We didn’t have internet forums back then for consumers to complain about their unreliable rides, but you can see it in the old warranties. Way back in the day, let’s say 100 years ago, new cars had no warranties, or had stupidly short time spans, something like 30 days. This was due to shoddy workmanship, mainly the fault of ignorance on the part of the manufacturer about manufacturing, or simply a lack of technological ability to make precision parts. Buy the car from Sears, assemble it yourself, and you are on your own.
Other than factory assembly taking over the kit model, nothing changed much for the first few decades. Warranty Week (yes, that’s a real newsletter), has a 2007 article stating that car buyers in the ‘60s complained to Congress, which started an investigation. Back then Congress actually worked, so the result was the Magnuson Moss Act of 1975, which lists rules and regs covering auto warranties. Specifically, automakers have to list what is covered, what is not covered, what is the period of coverage, how to obtain coverage, and how the warranty is affected by various state laws. Basically, it’s the reason we have tons of fine print on everything.
Why does all this talk of warranties matter?
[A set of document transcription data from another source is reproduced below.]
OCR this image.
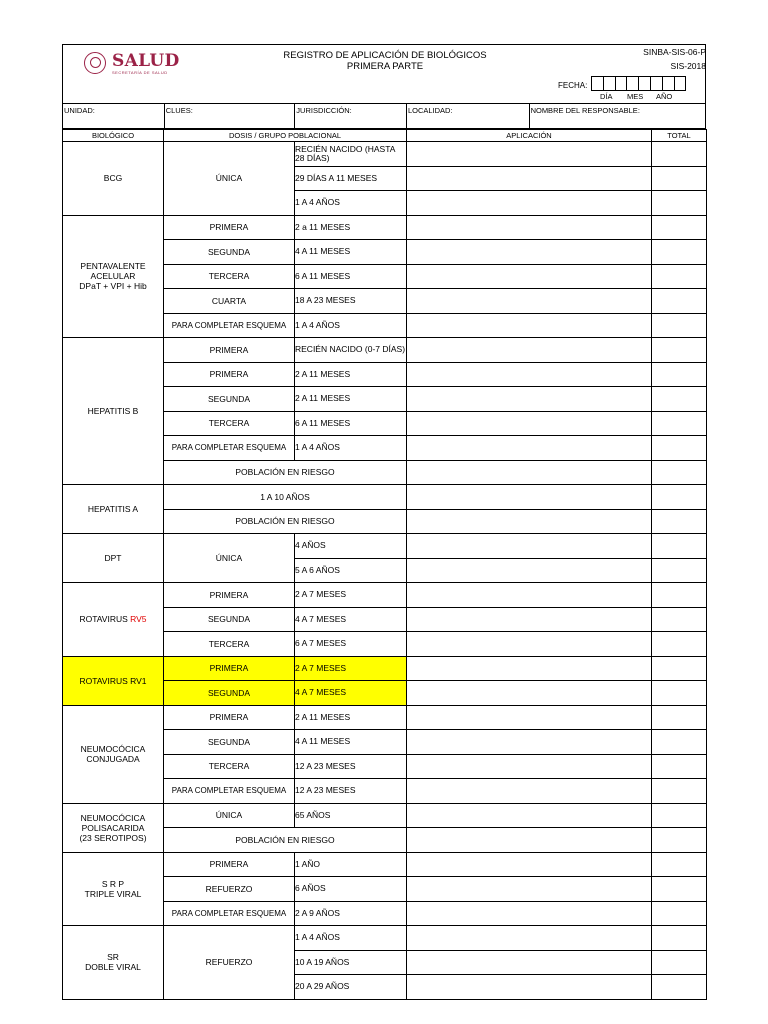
SALUD
SECRETARÍA DE SALUD
REGISTRO DE APLICACIÓN DE BIOLÓGICOS
PRIMERA PARTE
SINBA-SIS-06-P
SIS-2018
FECHA:
DÍA MES AÑO
UNIDAD:	CLUES:	JURISDICCIÓN:	LOCALIDAD:	NOMBRE DEL RESPONSABLE:
BIOLÓGICO	DOSIS / GRUPO POBLACIONAL		APLICACIÓN	TOTAL
BCG	ÚNICA	RECIÉN NACIDO (HASTA 28 DÍAS)		
		29 DÍAS A 11 MESES		
		1 A 4 AÑOS		

PENTAVALENTE
ACELULAR
DPaT + VPI + Hib	PRIMERA	2 a 11 MESES		
	SEGUNDA	4 A 11 MESES		
	TERCERA	6 A 11 MESES		
	CUARTA	18 A 23 MESES		
	PARA COMPLETAR ESQUEMA	1 A 4 AÑOS		
HEPATITIS B	PRIMERA	RECIÉN NACIDO (0-7 DÍAS)		
	PRIMERA	2 A 11 MESES		
	SEGUNDA	2 A 11 MESES		
	TERCERA	6 A 11 MESES		
	PARA COMPLETAR ESQUEMA	1 A 4 AÑOS		
	POBLACIÓN EN RIESGO			
HEPATITIS A	1 A 10 AÑOS			
	POBLACIÓN EN RIESGO			
DPT	ÚNICA	4 AÑOS		
		5 A 6 AÑOS		
ROTAVIRUS RV5	PRIMERA	2 A 7 MESES		
	SEGUNDA	4 A 7 MESES		
	TERCERA	6 A 7 MESES		
ROTAVIRUS RV1	PRIMERA	2 A 7 MESES		
	SEGUNDA	4 A 7 MESES		

NEUMOCÓCICA
CONJUGADA	PRIMERA	2 A 11 MESES		
	SEGUNDA	4 A 11 MESES		
	TERCERA	12 A 23 MESES		
	PARA COMPLETAR ESQUEMA	12 A 23 MESES		

NEUMOCÓCICA
POLISACARIDA
(23 SEROTIPOS)	ÚNICA	65 AÑOS		
	POBLACIÓN EN RIESGO			

S R P
TRIPLE VIRAL	PRIMERA	1 AÑO		
	REFUERZO	6 AÑOS		
	PARA COMPLETAR ESQUEMA	2 A 9 AÑOS		

SR
DOBLE VIRAL	REFUERZO	1 A 4 AÑOS		
		10 A 19 AÑOS		
		20 A 29 AÑOS		
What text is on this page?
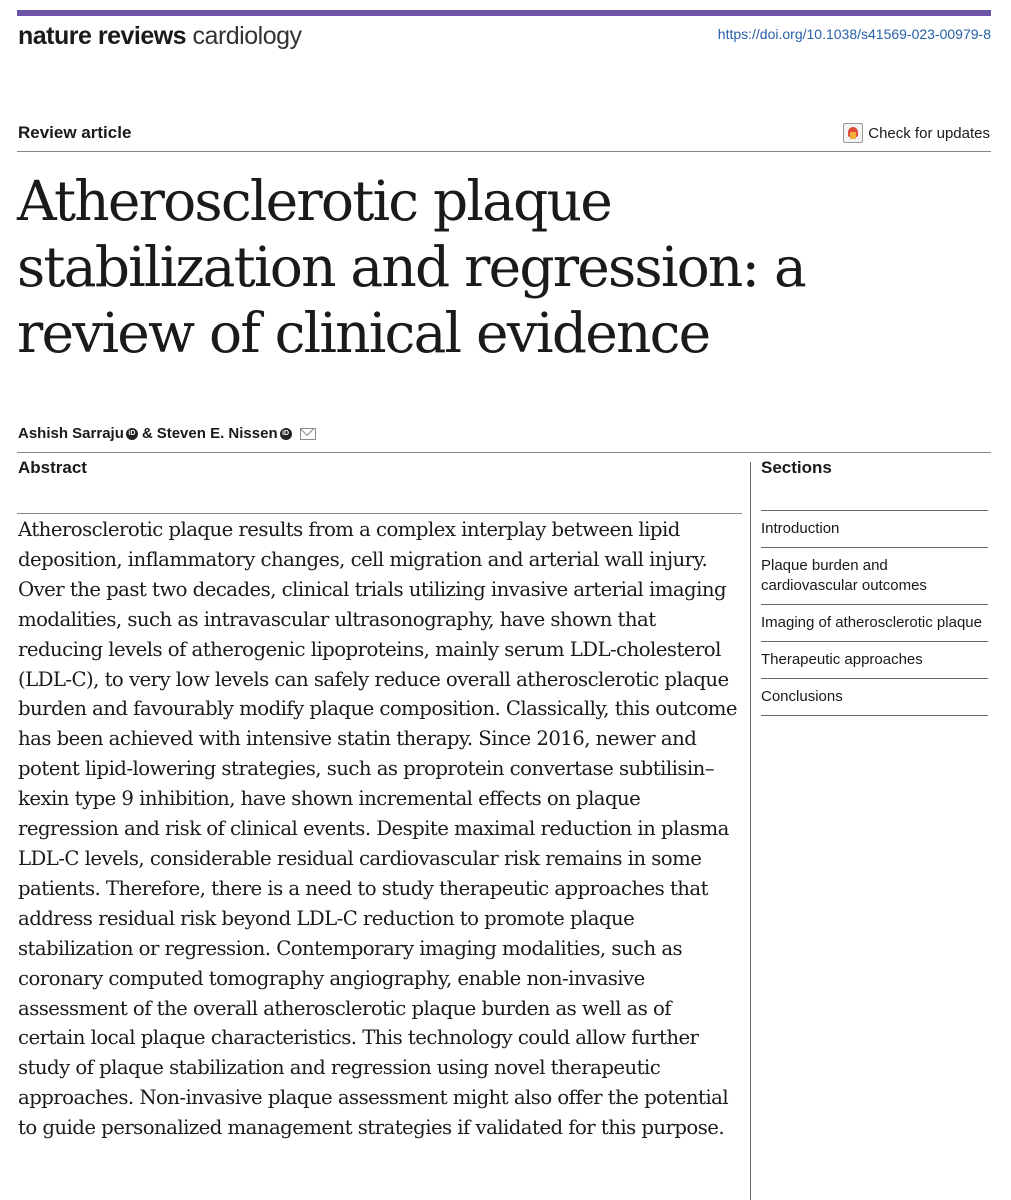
nature reviews cardiology	https://doi.org/10.1038/s41569-023-00979-8
Review article	Check for updates
Atherosclerotic plaque stabilization and regression: a review of clinical evidence
Ashish Sarraju iD & Steven E. Nissen iD
Abstract

Atherosclerotic plaque results from a complex interplay between lipid deposition, inflammatory changes, cell migration and arterial wall injury. Over the past two decades, clinical trials utilizing invasive arterial imaging modalities, such as intravascular ultrasonography, have shown that reducing levels of atherogenic lipoproteins, mainly serum LDL-cholesterol (LDL-C), to very low levels can safely reduce overall atherosclerotic plaque burden and favourably modify plaque composition. Classically, this outcome has been achieved with intensive statin therapy. Since 2016, newer and potent lipid-lowering strategies, such as proprotein convertase subtilisin–kexin type 9 inhibition, have shown incremental effects on plaque regression and risk of clinical events. Despite maximal reduction in plasma LDL-C levels, considerable residual cardiovascular risk remains in some patients. Therefore, there is a need to study therapeutic approaches that address residual risk beyond LDL-C reduction to promote plaque stabilization or regression. Contemporary imaging modalities, such as coronary computed tomography angiography, enable non-invasive assessment of the overall atherosclerotic plaque burden as well as of certain local plaque characteristics. This technology could allow further study of plaque stabilization and regression using novel therapeutic approaches. Non-invasive plaque assessment might also offer the potential to guide personalized management strategies if validated for this purpose.

Sections
Introduction
Plaque burden and cardiovascular outcomes
Imaging of atherosclerotic plaque
Therapeutic approaches
Conclusions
Well, an interesting thing started happening in 1969. For the first time, the average age of a vehicle on the road started getting older, according to the BTS. This is a trend that has continued since, and it makes sense, as the ‘70s are where you started seeing car manufacturers competing by comparing warranties to their competition. A longer warranty was perceived as being a car of higher quality and reliability. If you remember the 1980s, Toyota would run montage commercials featuring real owners, absolutely ecstatic that their 1980-something Toyota managed to reach 100,000 miles.
Now, it’s not just the warranties. The technological knowhow has increased as well, which means more reliable vehicles. For example, a current year Ford Mustang needs 5w-20 oil. This is pretty thin compared to previous versions. A 1985 Mustang wants 10w-30. An even older 1964 Mustang would probably be fine on 40w Rotella. This is due to tighter build tolerances on the newer vehicles. Better fit of parts, and tighter tolerances mean the parts are less likely to wear, and thus will last longer. This is true of every component of a car, from EFI replacing sloppy carbs, to computer designed tires with longer lasting tread and even down to the accessory drive belts. Everything lasts longer, because it is designed to be more reliable.
The numbers back this up too. The National Automobile Dealers Association conducts surveys on the average age of vehicles in the US. Rising from a low of 5 years old in 1969, the average reached 7 years by the late 1980s, and 9 years by the late 1990s. It stalled there for a decade, when it started creeping up again. By 2011, the most recent year of data, the average age of a vehicle on the road reached 11 years.
What does this mean for you?
For several reasons, it’s a great time to buy a used car. First, despite fears of all those complex parts breaking, what you should be looking at is how all those parts were engineered to last. 100,000 miles is nothing to worry about on any car built in the last 20 years, and it’s just getting broken in if it’s made in the last 10 years.
Second, the reliability means there are tons of great options out there. Want a nice used British sports car in the early 1980s? Too bad. Want one now? Go for it, as they should be fun and reliable for years.
Finally, it’s a great deal for those of us that modify their cars (and some of our readers are into that big time). Better quality means more power, and more adaptability to modifications. An example is how you could throw every modified part in the catalog at an old school 350 Chevy, and it would struggle to make 400 horsepower. Now, heads and cam on an LSx-based V8 mean 550 horsepower at the wheels.
So whether you are looking for everyday drivability, or a reliable weekend track car, a used car built in the last 20 years is a great choice. It may not be flawless, but odds are it will provide many years and thousands of miles of dedicated service.